Well, personally I do not consider this a matter worth thinking about, so I leave Ambrose at a corner and I do not see him again for weeks when we get together in the Canary Club for another dinner, and while we are sitting there who comes past our table without her mourning and looking very gorgeous indeed but Mrs. Brumby News.

When she sees Ambrose she stops and gives him a large good evening and Ambrose invites her to sit down and she does same but she states that she is on a meet with a friend and cannot remain with us long. She sits there chatting with Ambrose about this and that and he is so attentive that it reminds me of something and I say to him like this:

“Ambrose,” I say, “I understand the course of your true love with Hilda may soon be smoothed out. I hear Hiffenbrower is in a hospital and may not be with us much longer.

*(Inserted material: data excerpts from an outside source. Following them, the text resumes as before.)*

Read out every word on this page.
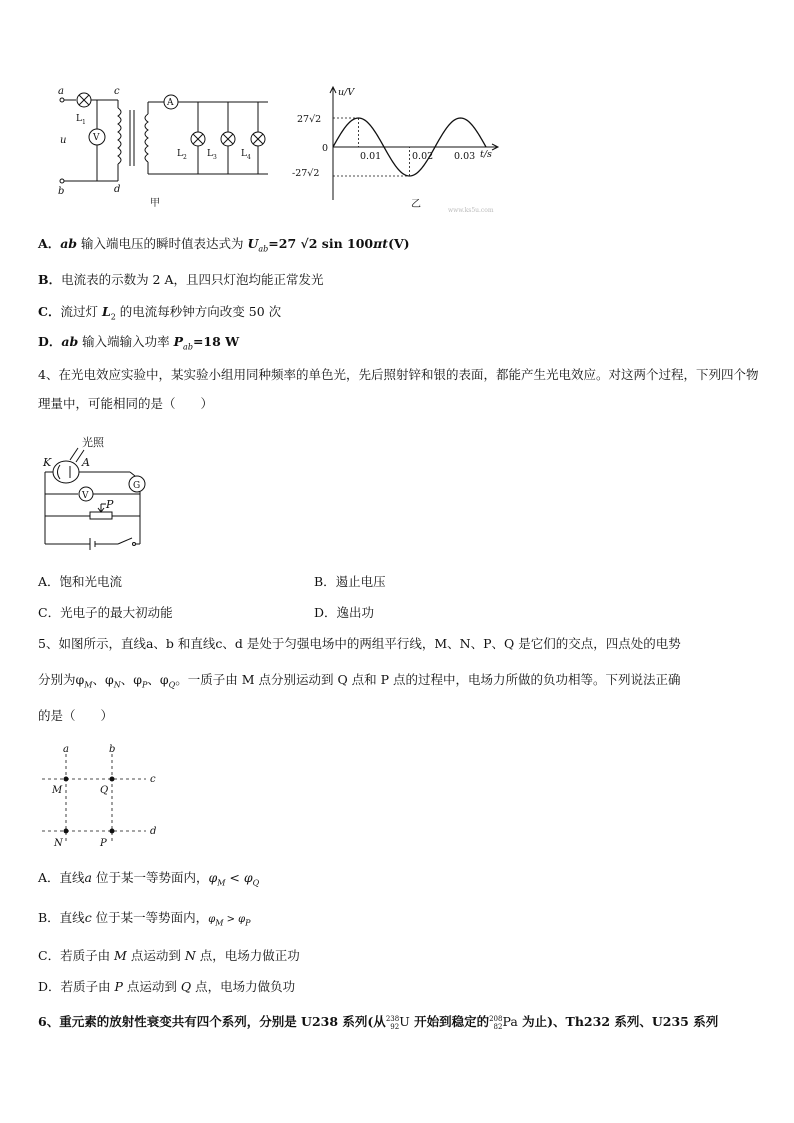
a
b
c
d
u	V
A
$L_1$
$L_2$ $L_3$	$L_4$
甲
u/V
t/s
27√2
0
-27√2
0.01	0.02 0.03
乙
www.ks5u.com
A．ab 输入端电压的瞬时值表达式为 $U_{ab}=27$ √2 sin 100πt(V)
B．电流表的示数为 2 A，且四只灯泡均能正常发光
C．流过灯 $L_2$ 的电流每秒钟方向改变 50 次
D．ab 输入端输入功率 $P_{ab}=18$ W
4、在光电效应实验中，某实验小组用同种频率的单色光，先后照射锌和银的表面，都能产生光电效应。对这两个过程，下列四个物理量中，可能相同的是（　　）
光照
K	A
V
G
P
A．饱和光电流	B．遏止电压
C．光电子的最大初动能	D．逸出功
5、如图所示，直线a、b 和直线c、d 是处于匀强电场中的两组平行线，M、N、P、Q 是它们的交点，四点处的电势
分别为$\varphi_M$、$\varphi_N$、$\varphi_P$、$\varphi_Q$。一质子由 M 点分别运动到 Q 点和 P 点的过程中，电场力所做的负功相等。下列说法正确
的是（　　）
a	b
c
d
M	Q
N	P
A．直线a 位于某一等势面内，$\varphi_M < \varphi_Q$
B．直线c 位于某一等势面内，$\varphi_M > \varphi_P$
C．若质子由 M 点运动到 N 点，电场力做正功
D．若质子由 P 点运动到 Q 点，电场力做负功
6、重元素的放射性衰变共有四个系列，分别是 U238 系列(从238
92U 开始到稳定的208
82Pa 为止)、Th232 系列、U235 系列
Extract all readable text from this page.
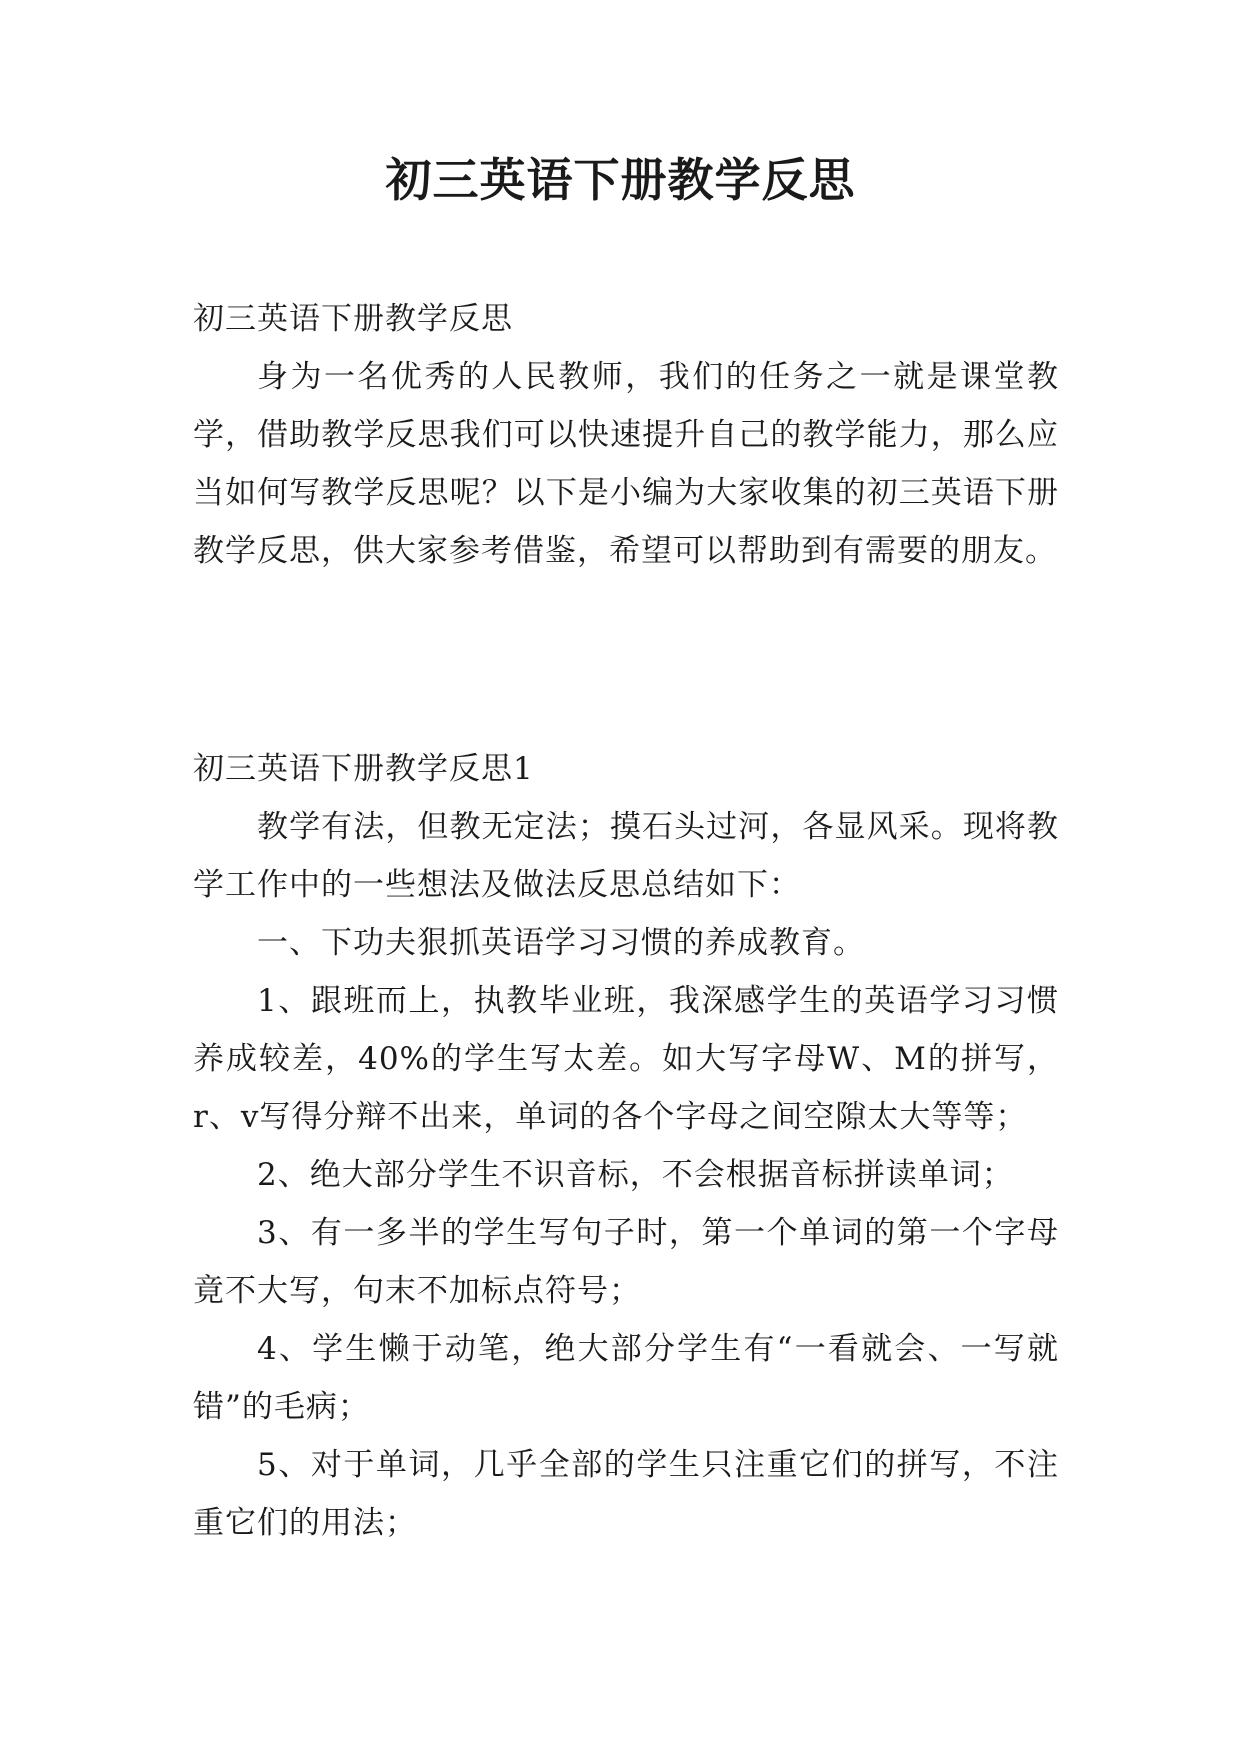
初三英语下册教学反思

初三英语下册教学反思

身为一名优秀的人民教师，我们的任务之一就是课堂教学，借助教学反思我们可以快速提升自己的教学能力，那么应当如何写教学反思呢？以下是小编为大家收集的初三英语下册教学反思，供大家参考借鉴，希望可以帮助到有需要的朋友。

初三英语下册教学反思1

教学有法，但教无定法；摸石头过河，各显风采。现将教学工作中的一些想法及做法反思总结如下：

一、下功夫狠抓英语学习习惯的养成教育。

1、跟班而上，执教毕业班，我深感学生的英语学习习惯养成较差，40%的学生写太差。如大写字母W、M的拼写，r、v写得分辩不出来，单词的各个字母之间空隙太大等等；

2、绝大部分学生不识音标，不会根据音标拼读单词；

3、有一多半的学生写句子时，第一个单词的第一个字母竟不大写，句末不加标点符号；

4、学生懒于动笔，绝大部分学生有“一看就会、一写就错”的毛病；

5、对于单词，几乎全部的学生只注重它们的拼写，不注重它们的用法；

Well,” I say, “let me be the first to congratulate you.”

Now Mrs. News looks up and says:

“Hilda?” she says. “Hiffenbrower?” she says. “Why, this is the name of the other girl at Mrs. Bidkar’s I am never able to remember. Yes, Hilda Hiffenbrower.”

Naturally, I am greatly surprised and I gaze at Ambrose and he nods and says:

“Yes,” he says, “I know it from the day I begin my investigation, but,” he says, “I am too greatly shocked and pained to mention the matter. She becomes acquainted with Mrs. Bidkar the same way Mrs. News does. Hilda is always quick to learn and personally I feel that Hiffenbrower makes a mistake in not canceling her out as the beneficiary of his insurance when they first separate. It is unfair to place great temptation before any beautiful and,” Ambrose says, “especially Hilda.”

“Well,” he says, “Hiffenbrower is suffering from prolonged doses of powdered glass in his cereal but you are wrong about his condition. They are laying even money he beats it, although of course his digestion may be slightly impaired. I hear the cops trace Hilda to South America. Oh, well,” Ambrose says, “I am through with the beautifuls forever. Mrs. N., do you care to push a rumba around with me?”

“No,” Mrs. News says, “here comes my friend. I think you meet him before. In fact,” she says, “you are responsible for us getting together by sending me to the theater on the free tickets that night.”

And who is the friend but this Brogan Wilmington, the playwright, whose play is now running along quite successfully and making plenty of beesom in spite of what Ambrose states about it, and as Mrs. News gets up from the table to join him, Brogan Wilmington gazes at Ambrose and says to him like this:

“Bah,” Brogan Wilmington says.

“Bah right back to you,” Ambrose says, and then he begins going through his pockets looking for something.

“Now where do I put those phone numbers of Mrs. Smythe and Mrs. Brown?” Ambrose says.